If you experience fewer air travel delays in the years ahead, you can thank your alma mater. UW–Madison’s Cooperative Institute for Meteorological Satellite Studies (CIMSS) collaborated on new software with the National Oceanic and Atmospheric Administration (NOAA), providing a new tool for the National Weather Service to detect fog and low-lying clouds. The software, which took more than 10 years to develop, uses machine-learning techniques with near real-time data from weather satellites to monitor conditions 24/7 and issue potential fog warnings.

Satellite observations have traditionally struggled to determine the size of fog patches, especially when other clouds were present above the fog.
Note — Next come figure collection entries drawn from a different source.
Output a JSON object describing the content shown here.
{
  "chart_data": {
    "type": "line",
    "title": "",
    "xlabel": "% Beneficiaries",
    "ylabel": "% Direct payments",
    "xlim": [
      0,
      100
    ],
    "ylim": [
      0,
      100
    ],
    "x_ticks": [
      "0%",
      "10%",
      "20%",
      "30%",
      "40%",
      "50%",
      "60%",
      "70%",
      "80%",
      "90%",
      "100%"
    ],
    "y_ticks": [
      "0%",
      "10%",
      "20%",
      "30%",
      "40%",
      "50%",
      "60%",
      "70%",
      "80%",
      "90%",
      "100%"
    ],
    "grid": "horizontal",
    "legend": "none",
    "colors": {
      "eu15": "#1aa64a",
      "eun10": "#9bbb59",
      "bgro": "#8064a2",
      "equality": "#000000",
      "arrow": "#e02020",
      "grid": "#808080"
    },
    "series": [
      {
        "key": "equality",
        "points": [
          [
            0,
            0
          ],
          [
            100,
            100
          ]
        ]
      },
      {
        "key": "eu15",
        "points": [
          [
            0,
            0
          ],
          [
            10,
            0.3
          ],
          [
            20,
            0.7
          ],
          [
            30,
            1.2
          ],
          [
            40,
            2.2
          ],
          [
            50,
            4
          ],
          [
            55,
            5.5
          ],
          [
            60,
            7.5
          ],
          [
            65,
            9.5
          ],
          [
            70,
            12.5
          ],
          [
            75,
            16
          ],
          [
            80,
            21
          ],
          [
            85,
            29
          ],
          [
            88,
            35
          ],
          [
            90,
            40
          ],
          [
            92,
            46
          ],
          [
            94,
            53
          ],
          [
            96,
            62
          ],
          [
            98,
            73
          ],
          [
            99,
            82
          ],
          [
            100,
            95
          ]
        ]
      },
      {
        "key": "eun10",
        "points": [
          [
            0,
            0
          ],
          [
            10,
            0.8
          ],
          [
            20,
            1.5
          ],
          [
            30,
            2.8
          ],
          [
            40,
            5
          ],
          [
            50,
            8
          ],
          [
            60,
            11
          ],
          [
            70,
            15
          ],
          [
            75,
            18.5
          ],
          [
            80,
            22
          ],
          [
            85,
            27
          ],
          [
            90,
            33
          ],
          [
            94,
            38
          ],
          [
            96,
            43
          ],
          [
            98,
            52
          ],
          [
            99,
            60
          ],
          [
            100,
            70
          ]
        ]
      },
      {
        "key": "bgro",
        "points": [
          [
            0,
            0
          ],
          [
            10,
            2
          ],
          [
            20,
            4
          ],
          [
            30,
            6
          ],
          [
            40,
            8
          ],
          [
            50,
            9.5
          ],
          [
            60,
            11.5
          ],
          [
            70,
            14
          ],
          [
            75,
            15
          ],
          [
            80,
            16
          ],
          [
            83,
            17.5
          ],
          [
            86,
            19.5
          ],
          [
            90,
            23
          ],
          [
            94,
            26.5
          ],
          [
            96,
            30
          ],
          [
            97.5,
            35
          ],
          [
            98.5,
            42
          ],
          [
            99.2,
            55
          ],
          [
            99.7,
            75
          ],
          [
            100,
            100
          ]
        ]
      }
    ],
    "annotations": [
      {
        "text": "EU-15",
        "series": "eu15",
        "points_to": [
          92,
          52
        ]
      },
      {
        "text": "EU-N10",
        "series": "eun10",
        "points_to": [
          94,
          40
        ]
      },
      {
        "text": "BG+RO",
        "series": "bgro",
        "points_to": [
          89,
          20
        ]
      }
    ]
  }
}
Additionally, previous techniques were limited to nighttime use due to interference from reflected sunlight. Unlike thunderstorms that contain larger raindrops and ice crystals, fog is composed of smaller droplets that do not show up on radar.

The new tool, which circumvents those problems, is known as the GOES-R Fog and Low Stratus product. (GOES-R refers to the nation’s most advanced fleet of weather satellites.) According to CIMSS scientist Corey Calvert, the software “helps identify the type of fog over an area by evaluating every pixel in an image and generating a probability of the presence of fog and its intensity.”

The product is saving airlines millions of dollars each year by helping them avoid delays. According to the Federal Aviation Administration, weather was responsible for nearly 70 percent of flight delays from 2008 to 2013. Each hour of delay costs airlines from $1,000 to $4,000 per flight.

The new tool identifies dangerous conditions for both large and small aircraft and can be used to issue warnings around the country, making air travel safer.